How to effectively retarget/port TVM to new AI accelerators?

I think BYOC assumes your new AI accelerator supports programming in C/C++. But if the new AI accelerator doesn’t support such feature, I think these steps might be necessary:

  1. set target=ext_dev and -device=new_AI_accelerator_name
  2. optionally, quantize the input model into a target precision that the new accelerator supports, e.g. int8, bfloat16
  3. define instruction layout (load, compute, store etc.)
  4. implement host-device memory interface (e.g. dma_copy: dram->sram, sram->dram)
  5. implement runtime and driver for your target device, in order to properly handle instruction execution sequence and dependency

Hi @comaniac, Thanks for the pointer to the RFC! I will go through the discussion :slight_smile:

Hi @liangfu,

Thanks for sharing the steps. Actually, I have been considering both programmable (C/C++) and non-programmable AI accelerators. Then how non-programmable AI accelerators can be supported in TVM is a very interesting and useful feature in TVM.

However, I though BYOC could already be used to target non-programmable AI accelerators as long as there is a library that allow to access them from C/C++?

That’s correct, hence, the library should at least contain runtime and driver for the accelerator.

@comaniac you mentioned in [RFC] Op based annotation for external codegen the following:

“Currently, we expect users to write a custom pass to annotate a Relay program and then send it for partitioning.”

Can you please point me to some example of this annotation pass in which I can tell the ops that should by implemented using the codegen from BYOC?

@mbaret mentioned above that the annotation mechanism is not yet there and currently is a painful manual process. So I am bit confused about what can I do at this point to annotate my Relay IR to use BYOC.

Thanks

@tico See the test cases in my PR https://github.com/apache/incubator-tvm/pull/4741 This is exactly what “custom annotation pass” + partitioning is about. It also demonstrates the “painful” process you mentioned.

The good thing is that anything is possible if you go the hard way :slight_smile: But the composite + composite aware annotation should make my PR way simpler.

2 Likes

@masahi thanks for the pointer. This is was I was looking to try the external codegen to offload ops to an accelerator until the op based annotation is ready, which hopefully makes this process easier.

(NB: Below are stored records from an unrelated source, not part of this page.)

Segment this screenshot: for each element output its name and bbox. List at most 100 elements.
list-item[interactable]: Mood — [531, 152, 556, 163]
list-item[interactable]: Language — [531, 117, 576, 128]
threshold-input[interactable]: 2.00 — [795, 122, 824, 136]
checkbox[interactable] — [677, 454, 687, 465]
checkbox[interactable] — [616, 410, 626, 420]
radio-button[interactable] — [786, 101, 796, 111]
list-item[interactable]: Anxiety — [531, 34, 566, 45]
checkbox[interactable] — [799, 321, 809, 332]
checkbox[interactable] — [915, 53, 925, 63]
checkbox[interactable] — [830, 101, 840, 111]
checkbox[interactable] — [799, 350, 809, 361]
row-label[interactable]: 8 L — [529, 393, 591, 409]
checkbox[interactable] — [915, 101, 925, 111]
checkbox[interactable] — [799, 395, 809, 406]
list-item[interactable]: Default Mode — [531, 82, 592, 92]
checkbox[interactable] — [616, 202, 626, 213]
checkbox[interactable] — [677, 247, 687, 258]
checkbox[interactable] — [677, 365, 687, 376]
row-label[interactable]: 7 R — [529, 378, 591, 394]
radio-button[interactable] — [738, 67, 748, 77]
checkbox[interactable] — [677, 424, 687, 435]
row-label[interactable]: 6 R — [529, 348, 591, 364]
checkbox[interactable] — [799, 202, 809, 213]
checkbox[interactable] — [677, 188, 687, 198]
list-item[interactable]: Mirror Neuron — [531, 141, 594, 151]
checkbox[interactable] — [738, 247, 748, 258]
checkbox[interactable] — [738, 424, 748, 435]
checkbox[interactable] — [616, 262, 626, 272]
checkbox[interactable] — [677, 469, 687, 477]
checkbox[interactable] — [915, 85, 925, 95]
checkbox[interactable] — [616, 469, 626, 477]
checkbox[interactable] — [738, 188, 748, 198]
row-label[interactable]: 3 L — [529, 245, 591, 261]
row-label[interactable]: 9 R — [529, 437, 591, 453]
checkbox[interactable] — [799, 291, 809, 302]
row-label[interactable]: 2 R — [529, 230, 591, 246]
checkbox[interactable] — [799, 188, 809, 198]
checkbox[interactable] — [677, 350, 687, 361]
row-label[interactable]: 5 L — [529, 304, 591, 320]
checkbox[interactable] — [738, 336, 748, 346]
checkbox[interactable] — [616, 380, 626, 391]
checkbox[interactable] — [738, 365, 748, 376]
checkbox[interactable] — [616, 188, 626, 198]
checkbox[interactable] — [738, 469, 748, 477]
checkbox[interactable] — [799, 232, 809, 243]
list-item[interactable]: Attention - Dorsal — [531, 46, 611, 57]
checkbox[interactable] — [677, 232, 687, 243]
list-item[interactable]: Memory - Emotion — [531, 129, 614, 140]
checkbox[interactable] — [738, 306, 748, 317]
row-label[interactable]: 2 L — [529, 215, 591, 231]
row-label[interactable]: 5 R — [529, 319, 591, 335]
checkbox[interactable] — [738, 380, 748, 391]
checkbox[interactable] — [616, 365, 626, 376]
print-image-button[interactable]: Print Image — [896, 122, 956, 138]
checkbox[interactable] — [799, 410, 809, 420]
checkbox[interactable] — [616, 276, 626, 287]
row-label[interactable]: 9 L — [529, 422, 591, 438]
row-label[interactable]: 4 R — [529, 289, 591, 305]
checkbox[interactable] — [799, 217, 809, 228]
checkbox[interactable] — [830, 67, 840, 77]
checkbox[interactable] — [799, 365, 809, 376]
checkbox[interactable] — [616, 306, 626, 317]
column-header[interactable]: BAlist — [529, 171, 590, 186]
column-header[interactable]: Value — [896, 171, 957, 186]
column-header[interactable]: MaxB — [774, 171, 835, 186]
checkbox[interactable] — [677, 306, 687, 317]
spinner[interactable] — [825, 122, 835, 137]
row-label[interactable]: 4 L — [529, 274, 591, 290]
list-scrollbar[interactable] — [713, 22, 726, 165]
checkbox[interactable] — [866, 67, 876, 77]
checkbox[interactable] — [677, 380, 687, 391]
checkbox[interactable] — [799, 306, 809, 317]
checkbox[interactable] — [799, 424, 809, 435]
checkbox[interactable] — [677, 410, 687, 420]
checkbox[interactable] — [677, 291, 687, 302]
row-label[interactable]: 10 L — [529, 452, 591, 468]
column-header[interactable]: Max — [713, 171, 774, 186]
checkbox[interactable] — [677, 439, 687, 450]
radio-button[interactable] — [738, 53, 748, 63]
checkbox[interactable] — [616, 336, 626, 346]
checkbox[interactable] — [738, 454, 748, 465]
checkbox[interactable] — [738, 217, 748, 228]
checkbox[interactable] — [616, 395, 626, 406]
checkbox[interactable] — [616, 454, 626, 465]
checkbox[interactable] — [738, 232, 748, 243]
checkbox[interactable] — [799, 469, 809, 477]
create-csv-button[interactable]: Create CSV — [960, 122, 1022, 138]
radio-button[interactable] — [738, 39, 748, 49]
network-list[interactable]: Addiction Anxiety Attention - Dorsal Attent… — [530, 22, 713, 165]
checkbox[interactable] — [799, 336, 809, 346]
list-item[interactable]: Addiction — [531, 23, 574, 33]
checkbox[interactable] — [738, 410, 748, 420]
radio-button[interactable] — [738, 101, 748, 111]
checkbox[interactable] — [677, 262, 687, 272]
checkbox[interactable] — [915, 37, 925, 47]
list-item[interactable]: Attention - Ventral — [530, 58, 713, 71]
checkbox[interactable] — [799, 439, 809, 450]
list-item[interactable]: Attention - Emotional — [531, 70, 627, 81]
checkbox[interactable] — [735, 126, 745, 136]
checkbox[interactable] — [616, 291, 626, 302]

@comaniac @liangfu I manage to create an external codegen and annotate the relay IR of my model using compiler_begin and compiler_end to offload specific ops.

However, I was wondering if there is any mechanism already in place to avoid expensive memcpy’s between TVM and the external library. In my case, on the platform I have a particular way to allocate memory so that is shared between the host and the ai accelerator. One solution is that I could potentially use that allocator in TVM for all tensors and in that way I wont need memcpy but maybe there is a better solution in the context of BYOC

@tico The ir_pass.py script in VTA might be helpful to you. It transforms the IR to the dma_copy instructions to achieve similar goal.